Echografie - vervorming van de blaashals wordt waargenomen. Het adenoom steekt in de holte van de blaas uit in de vorm van felrode, klonterige formaties. Er is een significante proliferatie van kliercellen in het craniale deel van de prostaatklier. De structuur van adenomen is homogeen met verdonkerde gebieden met een regelmatige vorm. Er is een toename van de klier in de anteroposterieure richting. Bij fibroadenoom worden heldere echo's van het bindweefsel gedetecteerd.

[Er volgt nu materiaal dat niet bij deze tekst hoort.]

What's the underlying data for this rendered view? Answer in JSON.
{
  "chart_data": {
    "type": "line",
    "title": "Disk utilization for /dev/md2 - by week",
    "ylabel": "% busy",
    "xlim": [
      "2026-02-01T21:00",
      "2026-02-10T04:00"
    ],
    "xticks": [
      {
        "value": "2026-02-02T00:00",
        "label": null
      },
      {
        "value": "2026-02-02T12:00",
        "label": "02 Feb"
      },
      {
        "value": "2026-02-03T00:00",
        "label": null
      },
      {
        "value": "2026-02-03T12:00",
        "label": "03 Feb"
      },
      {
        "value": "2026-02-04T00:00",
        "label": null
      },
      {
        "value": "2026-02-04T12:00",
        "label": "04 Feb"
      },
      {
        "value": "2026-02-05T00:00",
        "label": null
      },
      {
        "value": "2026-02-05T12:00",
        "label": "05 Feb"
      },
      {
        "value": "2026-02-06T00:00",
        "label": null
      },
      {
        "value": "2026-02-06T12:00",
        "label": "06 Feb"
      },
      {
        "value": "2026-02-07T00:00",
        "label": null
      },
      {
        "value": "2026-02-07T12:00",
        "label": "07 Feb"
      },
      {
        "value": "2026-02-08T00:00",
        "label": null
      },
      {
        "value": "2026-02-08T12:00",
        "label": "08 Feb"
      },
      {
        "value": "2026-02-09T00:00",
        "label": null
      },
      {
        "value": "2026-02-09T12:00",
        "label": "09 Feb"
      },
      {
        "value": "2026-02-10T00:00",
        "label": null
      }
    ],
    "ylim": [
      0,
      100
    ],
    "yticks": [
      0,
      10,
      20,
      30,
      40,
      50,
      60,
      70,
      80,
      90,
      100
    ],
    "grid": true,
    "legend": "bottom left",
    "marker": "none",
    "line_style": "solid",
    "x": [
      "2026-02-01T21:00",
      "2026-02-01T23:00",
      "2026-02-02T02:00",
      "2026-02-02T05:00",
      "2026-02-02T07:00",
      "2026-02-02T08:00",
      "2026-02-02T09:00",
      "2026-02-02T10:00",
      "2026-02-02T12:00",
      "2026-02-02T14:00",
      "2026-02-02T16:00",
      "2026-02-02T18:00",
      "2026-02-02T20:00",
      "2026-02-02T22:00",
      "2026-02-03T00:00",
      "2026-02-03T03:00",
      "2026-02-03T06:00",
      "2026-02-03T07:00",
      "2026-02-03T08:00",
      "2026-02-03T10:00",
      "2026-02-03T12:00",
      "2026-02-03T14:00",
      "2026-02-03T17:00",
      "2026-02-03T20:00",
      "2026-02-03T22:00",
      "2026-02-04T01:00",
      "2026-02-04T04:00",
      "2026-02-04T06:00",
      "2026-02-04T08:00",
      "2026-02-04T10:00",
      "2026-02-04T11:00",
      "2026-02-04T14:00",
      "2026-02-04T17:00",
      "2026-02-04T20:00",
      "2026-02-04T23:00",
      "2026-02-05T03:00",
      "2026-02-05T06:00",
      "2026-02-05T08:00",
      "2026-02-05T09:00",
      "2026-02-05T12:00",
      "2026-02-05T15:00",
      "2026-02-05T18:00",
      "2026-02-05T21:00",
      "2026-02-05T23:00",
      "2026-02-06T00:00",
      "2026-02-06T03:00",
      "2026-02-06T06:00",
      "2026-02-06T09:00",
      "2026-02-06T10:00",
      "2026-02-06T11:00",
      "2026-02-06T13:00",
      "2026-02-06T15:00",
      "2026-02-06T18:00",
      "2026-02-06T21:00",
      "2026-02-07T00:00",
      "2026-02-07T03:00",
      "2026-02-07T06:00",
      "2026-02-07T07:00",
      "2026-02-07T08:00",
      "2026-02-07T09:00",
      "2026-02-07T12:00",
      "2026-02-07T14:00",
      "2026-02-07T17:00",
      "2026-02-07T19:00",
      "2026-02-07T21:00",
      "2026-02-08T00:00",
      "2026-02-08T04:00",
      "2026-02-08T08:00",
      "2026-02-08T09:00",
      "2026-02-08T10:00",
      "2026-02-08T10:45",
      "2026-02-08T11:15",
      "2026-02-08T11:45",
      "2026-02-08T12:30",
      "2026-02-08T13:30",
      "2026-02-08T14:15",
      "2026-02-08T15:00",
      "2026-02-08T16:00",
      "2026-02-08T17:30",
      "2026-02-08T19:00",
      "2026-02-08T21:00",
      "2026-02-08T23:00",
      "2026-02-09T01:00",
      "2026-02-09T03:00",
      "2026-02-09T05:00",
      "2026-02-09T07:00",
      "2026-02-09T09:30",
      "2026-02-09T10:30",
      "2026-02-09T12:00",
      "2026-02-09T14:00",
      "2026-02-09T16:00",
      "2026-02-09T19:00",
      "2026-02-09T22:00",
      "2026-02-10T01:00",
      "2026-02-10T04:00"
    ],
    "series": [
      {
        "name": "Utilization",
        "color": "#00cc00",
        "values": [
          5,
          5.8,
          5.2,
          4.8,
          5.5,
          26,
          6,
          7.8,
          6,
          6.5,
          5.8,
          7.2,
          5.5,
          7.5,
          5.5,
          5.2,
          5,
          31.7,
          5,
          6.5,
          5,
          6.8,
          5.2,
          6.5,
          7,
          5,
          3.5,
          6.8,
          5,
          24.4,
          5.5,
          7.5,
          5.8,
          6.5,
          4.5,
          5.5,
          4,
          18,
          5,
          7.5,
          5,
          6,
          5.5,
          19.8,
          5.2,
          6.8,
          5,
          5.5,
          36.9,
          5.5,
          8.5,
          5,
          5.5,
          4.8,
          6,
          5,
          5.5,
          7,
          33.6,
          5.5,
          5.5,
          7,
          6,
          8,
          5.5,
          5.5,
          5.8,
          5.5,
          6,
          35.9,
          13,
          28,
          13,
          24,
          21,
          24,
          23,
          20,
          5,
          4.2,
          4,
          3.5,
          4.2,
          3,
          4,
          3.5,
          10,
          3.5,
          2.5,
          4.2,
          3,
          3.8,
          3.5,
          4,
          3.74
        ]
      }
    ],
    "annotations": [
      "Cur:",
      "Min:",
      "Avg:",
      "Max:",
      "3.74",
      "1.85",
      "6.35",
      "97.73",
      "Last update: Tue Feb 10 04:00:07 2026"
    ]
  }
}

Prostaatkanker Mensen ouder dan 45 jaar worden getroffen. Bij het diagnosticeren van chronische prostatitis en prostaatkanker is er een identieke lokalisatie van pijn. Pijn bij prostaatkanker in het lumbale gebied, het heiligbeen, het perineum en de onderbuik kan zowel worden veroorzaakt door een proces in de klier zelf als door uitzaaiingen in de botten. Vaak komt een snelle ontwikkeling van volledige urineretentie voor. Ernstige botpijn en gewichtsverlies kunnen optreden.

IF - individuele kraakbeendichtheidsknopen of klonterige dichte infiltratie van de gehele prostaatklier worden bepaald, die beperkt is of zich verspreidt naar omliggende weefsels. De prostaatklier is bewegingloos en pijnloos.

PSA - meer dan 4, 0 ng/ml

Prostaatbiopsie - er wordt een verzameling kwaadaardige cellen in de vorm van afgietsels van kanalen bepaald. Atypische cellen worden gekenmerkt door hyperchromatisme, polymorfisme, variabiliteit in de grootte en vorm van kernen en mitotische figuren.

Cystoscopie - er worden lichtroze klonterige massa's bepaald, die de blaashals in een ring omringen (het resultaat van infiltratie van de blaaswand). Vaak zwelling, hyperemie van het slijmvlies, kwaadaardige proliferatie van epitheelcellen.

Echografie - asymmetrie en vergroting van de prostaatklier, de aanzienlijke vervorming ervan.